A 50-basis-point rate cut is not enough for the market. Another similar cut is currently being priced in two weeks' time. The difference between US and German profitability is the lowest since 2016. The zloty is strengthening against the euro, but the further growth path is uncertain.
The most important macro data (CET - Central European Time). Surveys of macro data are based on information from Bloomberg unless noted otherwise.
- 2:15 p.m.: Change in employment in the non-farm sector in the USA in February according to ADP (estimates: +170k).
US bond yields are dropping
Currently, the market's attention is still put on yesterday's event. The Federal Reserve cut interest rates by 50 basis points yesterday before its meeting on March 17-18. This is the first such move by the Fed since the financial crisis just over a decade ago. The move is likely to trigger a reaction from other central banks. The European Central Bank (ECB) will almost certainly do the same. Recent reports indicate that its head Christine Lagarde may be willing to grant short-term loans.
The 50 bps interest rate cut was priced by the market, but nevertheless triggered a further downward trend in the US Treasury bond yields. The cost of 10-year debt fell below 1%, to around 0.9043% yesterday afternoon, and today it oscillated around 0.95%. These are the lowest levels in history, and the current decreases may be even deeper. After a 50-basis-point cut, the market is valuing (on the basis of Fed rate futures contracts) another analogous cut already during the upcoming Monetary Committee meeting.
An important aspect of the observed decline in US Treasury bond yields is that the pace is faster than for their European counterparts. The spread between the 2- and 10-year cost of US and German debt has narrowed to the lowest level since 2016 (October and July respectively). In the same period, the EUR/USD quotations moved within a similar range as we observe today (around 1.1140 at midday).
The Fed has still room for further interest rate cuts as one of the few central banks of the largest economies. Further cuts could weaken the dollar somewhat. On the other hand, however, it is likely that the monetary stimulation will be observed in the case of the other central banks, and in the following months, the uncertainty as to the impact of the coronavirus on the economy will not pass. As a result, the dollar seems to have limited scope for further losses, especially as the US economy is still in good condition (especially in relation to other developed economies).
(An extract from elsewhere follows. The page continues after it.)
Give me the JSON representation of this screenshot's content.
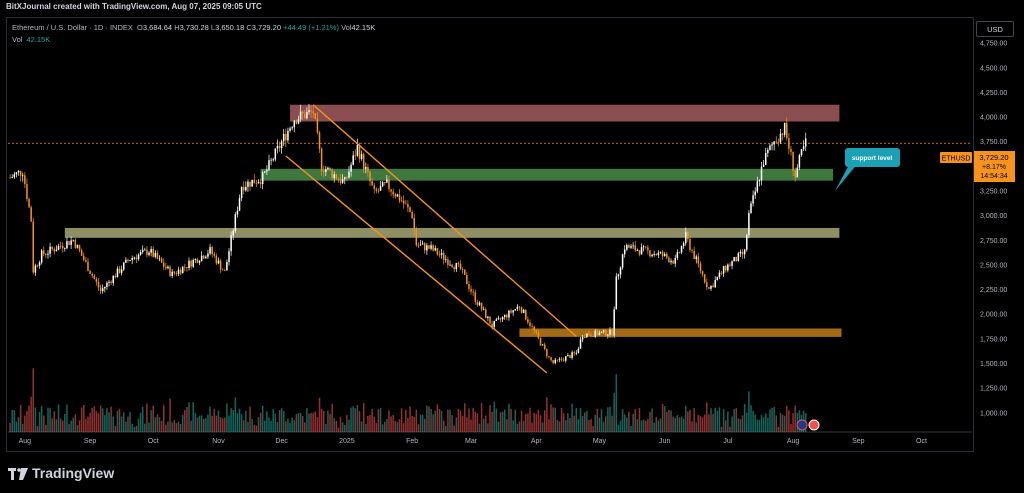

Although central bank activities are now the main element around which market participants' attention is focused, by midday some macroeconomic data from the eurozone came. The final PMI data of the services sector in the eurozone in February turned out to be slightly lower than the preliminary ones (52.6 vs 52.8 points). This was mainly due to the ultimately lower activity in German services (52.5 vs 53.3 points). Retail sales data in January in both Germany and the eurozone turned out to be slightly better than expectations (0.3 and 0.6 percentage points above year-on-year expectations respectively). The data for December were also revised upward. However, their impact on quotations is minimal. The following months will be important for the market, but the data from the beginning of the year may provide a reference point. Even before the coronavirus epidemic appeared, the state of European economies, especially industry, was widely expected to improve. Data from recent months indicate that the economies were in a relatively good place at the beginning of the year.
Will the Polish MPC copy the Federal Reserve moves?
The Federal Reserve's emergency rate cut has strengthened some of the emerging currencies, including the zloty. The EUR/PLN exchange rate fell below 4.30 yesterday, while today it exceeded 4.29 in the morning. The USD/PLN quotations, after falling to approx. 3.8360, i.e. the lowest level in over a month, stabilised in the range of 3.85-3.86. In the context of interest rate changes, the Polish Monetary Policy Council and, perceived as a supporter of a mild monetary policy, its chairman, Adam Glapinski, have strong arguments for interest rate cuts.
Even before the first reports about the coronavirus appeared, the most probable next MPC move in either direction (except for the base scenario no change) was an interest rate cut. Strong rate cuts in the USA and most likely the upcoming stimulation from the ECB may also prompt the MPC to cut rates in the near future, although not as radical (as the Fed), due to relatively high inflation levels. This could weaken the zloty in the coming months. This trend could be reinforced by the likely return of weaker sentiment in the markets and the potential recovery of the dollar.